Database Table design. It is not best to have only the most suitable (adjacent table, Path Enumeration, nested set, closure table), enumeration packet table
When designing a database, do we break through the general rules and find the most suitable design scheme? The following is an example: A parent_id field will be added to the commonly used adjacent table design, for example, the region table (country, province, city, district ):
CREATE TABLE Area ([id] [int] NOT NULL,[name] [nvarchar] (50) NULL,[parent_id] [int] NULL,[type] [int] NULL );
Name: name of the region, parent_id is the parent ID, Province parent ID is the country, city parent ID is the province, and so on. Type is the class of the region: 1: country, 2: province, 3: City, 4: The level is determined, so there is no problem in designing the table, it is convenient to call. However, this design method does not meet all requirements. When we are not sure about the hierarchy, let's assume that I have the following comment structure: record the comment data (comments table) in the adjacent table ):
Comment_id |
Parent_id |
Author |
Comment |
1 |
0 |
James |
I don't quite agree with this point of view |
2 |
1 |
Xiao Zhang |
I do not agree. |
3 |
2 |
Xiaohong |
I agree upstairs |
4 |
1 |
Xiaoquan |
Why do you disagree? |
5 |
4 |
James |
I have encountered this situation before. |
6 |
5 |
Xiao Zhang |
That doesn't mean you are right. |
7 |
5 |
Xiaoxin |
This depends on the situation. |
No one found that it is difficult to query all the descendants of a node in this design table.

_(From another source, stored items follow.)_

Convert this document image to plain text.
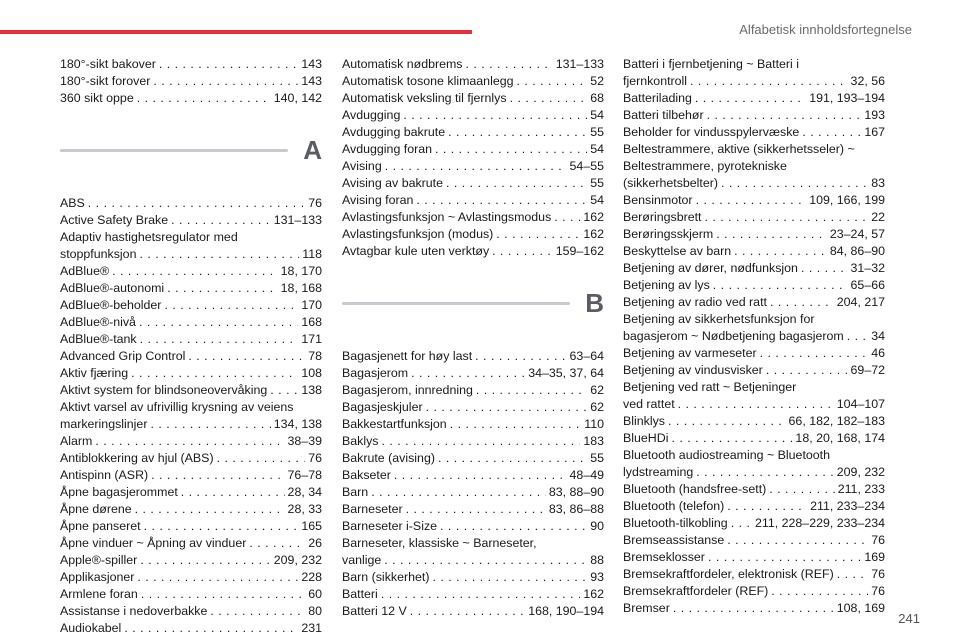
Alfabetisk innholdsfortegnelse
241
180°-sikt bakover . . .	143
180°-sikt forover . . .	143
360 sikt oppe . . .	140, 142
A
ABS . . .	76
Active Safety Brake . . .	131–133
Adaptiv hastighetsregulator med
stoppfunksjon . . .	118
AdBlue® . . .	18, 170
AdBlue®-autonomi . . .	18, 168
AdBlue®-beholder . . .	170
AdBlue®-nivå . . .	168
AdBlue®-tank . . .	171
Advanced Grip Control . . .	78
Aktiv fjæring . . .	108
Aktivt system for blindsoneovervåking . . .	138
Aktivt varsel av ufrivillig krysning av veiens
markeringslinjer . . .	134, 138
Alarm . . .	38–39
Antiblokkering av hjul (ABS) . . .	76
Antispinn (ASR) . . .	76–78
Åpne bagasjerommet . . .	28, 34
Åpne dørene . . .	28, 33
Åpne panseret . . .	165
Åpne vinduer ~ Åpning av vinduer . . .	26
Apple®-spiller . . .	209, 232
Applikasjoner . . .	228
Armlene foran . . .	60
Assistanse i nedoverbakke . . .	80
Audiokabel . . .	231
Automatisk nødbrems . . .	131–133
Automatisk tosone klimaanlegg . . .	52
Automatisk veksling til fjernlys . . .	68
Avdugging . . .	54
Avdugging bakrute . . .	55
Avdugging foran . . .	54
Avising . . .	54–55
Avising av bakrute . . .	55
Avising foran . . .	54
Avlastingsfunksjon ~ Avlastingsmodus . . .	162
Avlastingsfunksjon (modus) . . .	162
Avtagbar kule uten verktøy . . .	159–162
B
Bagasjenett for høy last . . .	63–64
Bagasjerom . . .	34–35, 37, 64
Bagasjerom, innredning . . .	62
Bagasjeskjuler . . .	62
Bakkestartfunksjon . . .	110
Baklys . . .	183
Bakrute (avising) . . .	55
Bakseter . . .	48–49
Barn . . .	83, 88–90
Barneseter . . .	83, 86–88
Barneseter i-Size . . .	90
Barneseter, klassiske ~ Barneseter,
vanlige . . .	88
Barn (sikkerhet) . . .	93
Batteri . . .	162
Batteri 12 V . . .	168, 190–194
Batteri i fjernbetjening ~ Batteri i
fjernkontroll . . .	32, 56
Batterilading . . .	191, 193–194
Batteri tilbehør . . .	193
Beholder for vindusspylervæske . . .	167
Beltestrammere, aktive (sikkerhetsseler) ~
Beltestrammere, pyrotekniske
(sikkerhetsbelter) . . .	83
Bensinmotor . . .	109, 166, 199
Berøringsbrett . . .	22
Berøringsskjerm . . .	23–24, 57
Beskyttelse av barn . . .	84, 86–90
Betjening av dører, nødfunksjon . . .	31–32
Betjening av lys . . .	65–66
Betjening av radio ved ratt . . .	204, 217
Betjening av sikkerhetsfunksjon for
bagasjerom ~ Nødbetjening bagasjerom . . . 34
Betjening av varmeseter . . .	46
Betjening av vindusvisker . . .	69–72
Betjening ved ratt ~ Betjeninger
ved rattet . . .	104–107
Blinklys . . .	66, 182, 182–183
BlueHDi . . .	18, 20, 168, 174
Bluetooth audiostreaming ~ Bluetooth
lydstreaming . . .	209, 232
Bluetooth (handsfree-sett) . . .	211, 233
Bluetooth (telefon) . . .	211, 233–234
Bluetooth-tilkobling . . . 211, 228–229, 233–234
Bremseassistanse . . .	76
Bremseklosser . . .	169
Bremsekraftfordeler, elektronisk (REF) . . .	76
Bremsekraftfordeler (REF) . . .	76
Bremser . . .	108, 169
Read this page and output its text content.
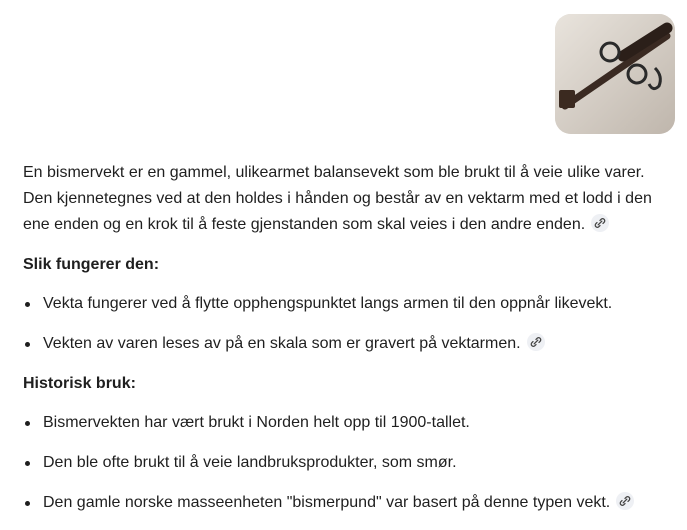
En bismervekt er en gammel, ulikearmet balansevekt som ble brukt til å veie ulike varer. Den kjennetegnes ved at den holdes i hånden og består av en vektarm med et lodd i den ene enden og en krok til å feste gjenstanden som skal veies i den andre enden.

Slik fungerer den:
Vekta fungerer ved å flytte opphengspunktet langs armen til den oppnår likevekt.
Vekten av varen leses av på en skala som er gravert på vektarmen.
Historisk bruk:
Bismervekten har vært brukt i Norden helt opp til 1900-tallet.
Den ble ofte brukt til å veie landbruksprodukter, som smør.
Den gamle norske masseenheten "bismerpund" var basert på denne typen vekt.
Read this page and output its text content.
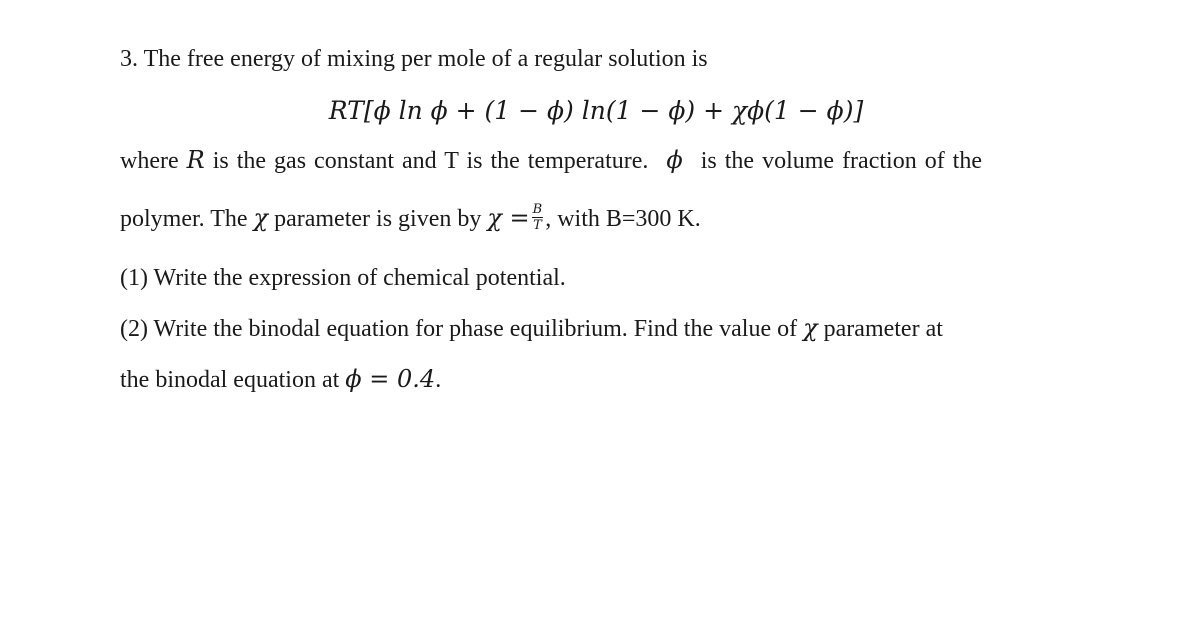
3. The free energy of mixing per mole of a regular solution is
RT[ϕ ln ϕ + (1 − ϕ) ln(1 − ϕ) + χϕ(1 − ϕ)]
where R is the gas constant and T is the temperature. ϕ is the volume fraction of the
polymer. The χ parameter is given by $\chi = \frac{B}{T}$ , with B=300 K.
(1) Write the expression of chemical potential.
(2) Write the binodal equation for phase equilibrium. Find the value of χ parameter at
the binodal equation at ϕ = 0.4.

You can use association query to obtain a comment and its descendants:
SELECT c1.*, c2.* FROM comments c1 LEFT OUTER JOIN comments c2 ON c2.parent_id = c1.comment_id;
However, this query can only obtain two layers of data. The feature of this tree is that it can be expanded in any depth. You need to have corresponding methods to obtain its deep data. For example, you may need to calculate the number of comment branches or the total overhead of a mechanical device. In some cases, the use of an adjacent table in a project applies. The advantage of the adjacent table design is that it can quickly obtain the direct parent and child nodes of a given node, and it is easy to insert new nodes. If you want to perform all operations on the layered data in your project, you can use the adjacent table. There are several solutions to the above tree model: Path Enumeration, Nested Sets, and closure tables. These solutions usually look much more complex than the neighboring tables, but they do make some operations that use the adjacent tables more complex or inefficient. If your project does need to provide these operations, these designs will be a better choice for the adjacent tables. I. path Enumeration in the comments table, we use the path FIELD OF THE varchar type to replace the original parent_id field. The content stored in this path field is the sequence from the top-level ancestor of the current node to its own. Just like a UNIX path, you can even use '/' as the path separator.
Comment_id |
Path |
Author |
Comment |
1 |
1 |
James |
I don't quite agree with this point of view |
2 |
1/2 |
Xiao Zhang |
I do not agree. |
3 |
1/2/3 |
Xiaohong |
I agree upstairs |
4 |
1/4 |
Xiaoquan |
Why do you disagree? |
5 |
1/4/5 |
James |
I have encountered this situation before. |
6 |
1/4/5/6 |
Xiao Zhang |
That doesn't mean you are right. |
7 |
1/4/5/7 |
Xiaoxin |
This depends on the situation. |
You can query a node ancestor by comparing the paths of each node. For example, to find comment #7, the path is the ancestor of 1/4/5/7, you can do this:
SELECT * FROM comments AS c WHERE '1/4/5/7' LIKE c.path || '%' ;
The query statement matches the nodes with the paths 1/4/5/%, 1/4/%, and 1/%. These nodes are the ancestor of comment #7. You can also query all the descendants of a given node by swapping the parameters on both sides of the LIKE keyword. For example, to query comments #4 and all descendants whose path is '123', you can use the following statement:
SELECT * FROM comemnts AS c WHERE c.path LIKE '1/4' || '%' ;
The following background paths can be found in the query statement: 1/4/5, 1/4/5/6, and 1/4/5/7. Once you can easily obtain a subtree or a path from a descendant node to an ancestor node, you can easily implement more queries, for example, you can query the sum of values on all nodes of a subtree. Inserting a node can be as simple as using an adjacent table. All you need to do is copy the Father's Day path of the node to be inserted and append the ID of the new node to the end of the path. Path Enumeration also has some disadvantages. For example, the database cannot ensure that the path format is always correct or that the nodes in the path do exist. It depends on the logic code of the application program to maintain the path string, and it is costly to verify the correctness of the string. No matter how large the varchar length is, the length limit still exists. Therefore, the tree structure cannot be infinitely expanded.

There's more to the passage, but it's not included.